Prof Martin Cormican, the HSE’s national lead for antibiotic resistance and infection control says: “Most years when Hand Hygiene day comes around we have to ask ourselves how do find a fresh way to talk to people about the importance of hand hygiene in preventing infection. This year, because of Covid-19, it is all very different. Preventing infection with COVID-19 is now on everyone’s mind.”
He said since the onset of coronavirus, many people are using disposable gloves in every day lives.
“So, one of our key messages this year for hand hygiene day is that hand hygiene is vital but we do not recommend using gloves while doing your shopping or when you are out and about. If there are bugs on your gloves those bugs often end up on your hands when you take the gloves off and they can very easily end up in your mouth, nose and eyes. It’s much better to clean your hands regularly and properly. Even in special settings like hospitals where gloves are valuable there is still a need to perform hand hygiene when the gloves come off. In hospitals gloves are single use for single patient care tasks,” he said.

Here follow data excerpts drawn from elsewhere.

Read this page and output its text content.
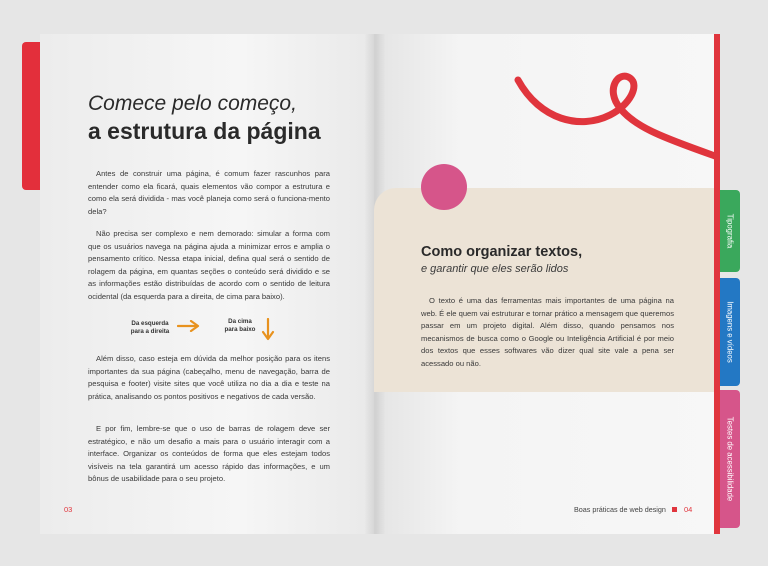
Comece pelo começo,
a estrutura da página

Antes de construir uma página, é comum fazer rascunhos para entender como ela ficará, quais elementos vão compor a estrutura e como ela será dividida - mas você planeja como será o funciona-mento dela?

Não precisa ser complexo e nem demorado: simular a forma com que os usuários navega na página ajuda a minimizar erros e amplia o pensamento crítico. Nessa etapa inicial, defina qual será o sentido de rolagem da página, em quantas seções o conteúdo será dividido e se as informações estão distribuídas de acordo com o sentido de leitura ocidental (da esquerda para a direita, de cima para baixo).

Da esquerda para a direita
Da cima para baixo

Além disso, caso esteja em dúvida da melhor posição para os itens importantes da sua página (cabeçalho, menu de navegação, barra de pesquisa e footer) visite sites que você utiliza no dia a dia e teste na prática, analisando os pontos positivos e negativos de cada versão.

E por fim, lembre-se que o uso de barras de rolagem deve ser estratégico, e não um desafio a mais para o usuário interagir com a interface. Organizar os conteúdos de forma que eles estejam todos visíveis na tela garantirá um acesso rápido das informações, e um bônus de usabilidade para o seu projeto.

03
Como organizar textos,
e garantir que eles serão lidos

O texto é uma das ferramentas mais importantes de uma página na web. É ele quem vai estruturar e tornar prático a mensagem que queremos passar em um projeto digital. Além disso, quando pensamos nos mecanismos de busca como o Google ou Inteligência Artificial é por meio dos textos que esses softwares vão dizer qual site vale a pena ser acessado ou não.

Boas práticas de web design 04
Tipografia
Imagens e vídeos
Testes de acessibilidade
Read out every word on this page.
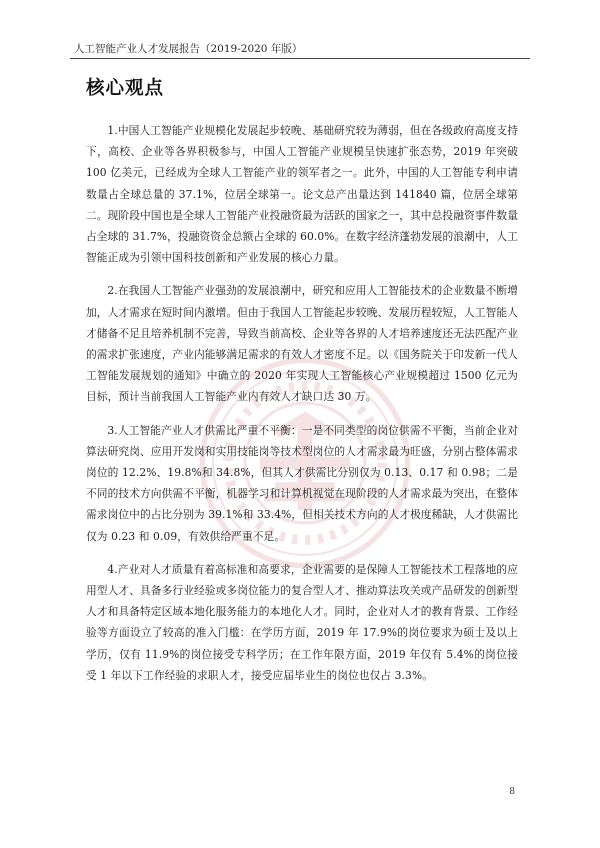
人工智能产业人才发展报告（2019-2020 年版）
核心观点

1.中国人工智能产业规模化发展起步较晚、基础研究较为薄弱，但在各级政府高度支持下，高校、企业等各界积极参与，中国人工智能产业规模呈快速扩张态势，2019 年突破 100 亿美元，已经成为全球人工智能产业的领军者之一。此外，中国的人工智能专利申请数量占全球总量的 37.1%，位居全球第一。论文总产出量达到 141840 篇，位居全球第二。现阶段中国也是全球人工智能产业投融资最为活跃的国家之一，其中总投融资事件数量占全球的 31.7%，投融资资金总额占全球的 60.0%。在数字经济蓬勃发展的浪潮中，人工智能正成为引领中国科技创新和产业发展的核心力量。

2.在我国人工智能产业强劲的发展浪潮中，研究和应用人工智能技术的企业数量不断增加，人才需求在短时间内激增。但由于我国人工智能起步较晚、发展历程较短，人工智能人才储备不足且培养机制不完善，导致当前高校、企业等各界的人才培养速度还无法匹配产业的需求扩张速度，产业内能够满足需求的有效人才密度不足。以《国务院关于印发新一代人工智能发展规划的通知》中确立的 2020 年实现人工智能核心产业规模超过 1500 亿元为目标，预计当前我国人工智能产业内有效人才缺口达 30 万。

3.人工智能产业人才供需比严重不平衡：一是不同类型的岗位供需不平衡，当前企业对算法研究岗、应用开发岗和实用技能岗等技术型岗位的人才需求最为旺盛，分别占整体需求岗位的 12.2%、19.8%和 34.8%，但其人才供需比分别仅为 0.13、0.17 和 0.98；二是不同的技术方向供需不平衡，机器学习和计算机视觉在现阶段的人才需求最为突出，在整体需求岗位中的占比分别为 39.1%和 33.4%，但相关技术方向的人才极度稀缺，人才供需比仅为 0.23 和 0.09，有效供给严重不足。

4.产业对人才质量有着高标准和高要求，企业需要的是保障人工智能技术工程落地的应用型人才、具备多行业经验或多岗位能力的复合型人才、推动算法攻关或产品研发的创新型人才和具备特定区域本地化服务能力的本地化人才。同时，企业对人才的教育背景、工作经验等方面设立了较高的准入门槛：在学历方面，2019 年 17.9%的岗位要求为硕士及以上学历，仅有 11.9%的岗位接受专科学历；在工作年限方面，2019 年仅有 5.4%的岗位接受 1 年以下工作经验的求职人才，接受应届毕业生的岗位也仅占 3.3%。

8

Some 96% of people are now washing their hands more often to prevent a Covid-19 infection.
“The research also shows that 90% of people who are looking ahead say that they will continue to wash their hands frequently after the pandemic is over. We want people to keep on going with their hand hygiene, help your children to learn good hand hygiene and help us to stop the spread of Covid-19 and other infections,” Prof Cormican added.
He advised people to wash their hands properly and often, in particular after coughing and sneezing, before and after preparing food or touching an open sore or cut.
Also, remember to wash your hands after using the toilet, or changing a child’s nappy, or if you were in contact with someone who has a fever or respiratory symptoms.
He advised people to wash their hands before and after being on public transport, before and after being in a crowd, especially indoors – although with the lockdown, one would question why anyone would be in a crowd – as well as entering and leaving buildings, touching animals or animal waste, and before or after visiting someone in hospital of a residential setting.
“Regular use of a hand moisturiser will protect your hands from the drying effects of hand hygiene products. If you have dry skin or a skin condition, apply moisturiser after washing and drying your hands,” the HSE man added.
“The goal is to find a good balance between keeping your hands clean when it’s most important without limiting your enjoyment of life. Particularly important times to wash your hand are when you have been in contact with a person or an animal with an infection, when you get back to your home from being out and about or at work, especially if your work involves a lot of contact with people or animals,” Prof Cormican added.
He also issued a warning about the use of technoloy without washing one’s hands.
“Computers, phones and mobiles are a constant in lives, we can’t work without them. But how clean are they? Research has shown that PCs, keyboards, phones are full of bacteria – a mouse has an average of 260 bacteria per centimetre squared, a keyboard has 511 and the mouthpiece of a telephone has an impressive 3,895! Make sure you clean your tech equipment even if you are working from home during the Covid-19 pandemic.” he cautioned.
“The toilet is fine - but watch out for the handles, taps and air hand dryer. The real danger is not the toilet but the handles and taps. Don’t touch the toilet seat with your hands if it’s visibly dirty. Our skin acts as a protective barrier when we use the toilet - it is the largest organ in the human body. Drying your hands with paper towel will reduce the bacterial count by 45 – 60% on your hands. However, using a hand dryer will increase the bacteria on your hands by up to 255% because it blows out bacteria already living in the, conveniently, warm moist environment.”